Grobogan, kabarterdepan.com –  Menindaklanjuti atas temuan Kementerian Perdagangan atas tindakan beberapa SPBE yang telah mengurangi isi dari LPG subsidi, Dinas Perindustrian dan Perdagangan (Disperindag) Grobogan akan segera melakukan Tera ulang terhadap SPBE yang ada di kabupaten Grobogan.

Hal itu, diungkapkan oleh Kepala Disperindag melalui Sekertaris Disperindag Grobogan Sigit Adi Wibowo, saat dikonfirmasi melaui WhatshApp Sabtu (1/6/2024).

“Tera ulang yang akan dilakukan, itu mengukur berat kosong LPG dengan dibandingkan LPG yang telah diisi,” katanya.

Sigit mengatakan, berat tabung LPG subsidi 3 kilogram beserta isinya berkisar 8 kilogram.

“Untuk berat LPG kosong berkisar 5 kilogram serta isinya sendiri tiga kilogram,” katanya.

Lebih lanjut, menurut Sigit, bila ditemukan pengurangan, akan disampaikan kepada pertamina patraniaga untuk dilakukan penindakan tegas untuk SPBE yang telah mengurangi isi dari LPG.

Menurutnya, untuk SPBE yang melanggar sanksi yang akan di kenakan iyalah, pencabutan izin hingga penutupan secara paksa SPBE yang beroperasi.

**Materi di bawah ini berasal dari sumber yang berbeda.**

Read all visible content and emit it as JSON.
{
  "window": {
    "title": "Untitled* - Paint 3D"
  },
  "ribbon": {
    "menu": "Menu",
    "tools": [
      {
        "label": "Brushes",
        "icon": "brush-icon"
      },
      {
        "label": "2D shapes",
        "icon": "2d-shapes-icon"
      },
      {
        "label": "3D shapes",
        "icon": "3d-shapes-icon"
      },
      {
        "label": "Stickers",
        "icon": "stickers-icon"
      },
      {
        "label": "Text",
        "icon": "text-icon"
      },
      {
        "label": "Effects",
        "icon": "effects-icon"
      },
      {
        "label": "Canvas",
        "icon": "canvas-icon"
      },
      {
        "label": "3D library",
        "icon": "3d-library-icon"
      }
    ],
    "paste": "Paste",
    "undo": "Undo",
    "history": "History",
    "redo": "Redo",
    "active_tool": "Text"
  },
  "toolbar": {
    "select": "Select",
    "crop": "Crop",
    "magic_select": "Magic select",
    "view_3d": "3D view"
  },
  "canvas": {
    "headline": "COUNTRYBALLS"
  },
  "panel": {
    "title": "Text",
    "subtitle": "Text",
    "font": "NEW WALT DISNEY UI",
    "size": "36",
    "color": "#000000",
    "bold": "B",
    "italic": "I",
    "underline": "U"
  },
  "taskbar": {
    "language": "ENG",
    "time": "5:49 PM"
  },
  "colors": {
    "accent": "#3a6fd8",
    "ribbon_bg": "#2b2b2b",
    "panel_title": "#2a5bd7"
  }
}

Bila ada unsur kesengajaan terhadap pengurangan bisa menjadi unsur pidana yang akan dikenakan kepada SPBE

“Bila ada kekurangan yang disebabkan oleh mesin atau unsur ketidaksengajaan yang disebabkan oleh usia mesin bisa dimaklumi,” katanya.

Terkait Tera Ulang, Sigit menuturkan, meskipun sempat sudah dilakukakan di SPBE di Grobogan.

“Namun, saat ini ada temuan dari kementerian jadi kita (Disperindag Grobogan) akan segera di lakukan tera ulang kembali,” terangnya.

Hal itu, menurutnya dapat memberikan rasa aman dan nyaman kepada masyarakat yang menggunakan LPG Subsidi dari pemerintah. Selain itu, sambung Sigit, Disperindag Grobogan akan melakukan Tera ulang kepada semua produk LPG.

“Tera Ulang tidak hanya dilakukan LPG subsidi saja. Namun, LPG non subsidi juga akan disesuaikan berat kosong dengan berat isi LPG,” pungkasnya. (kin).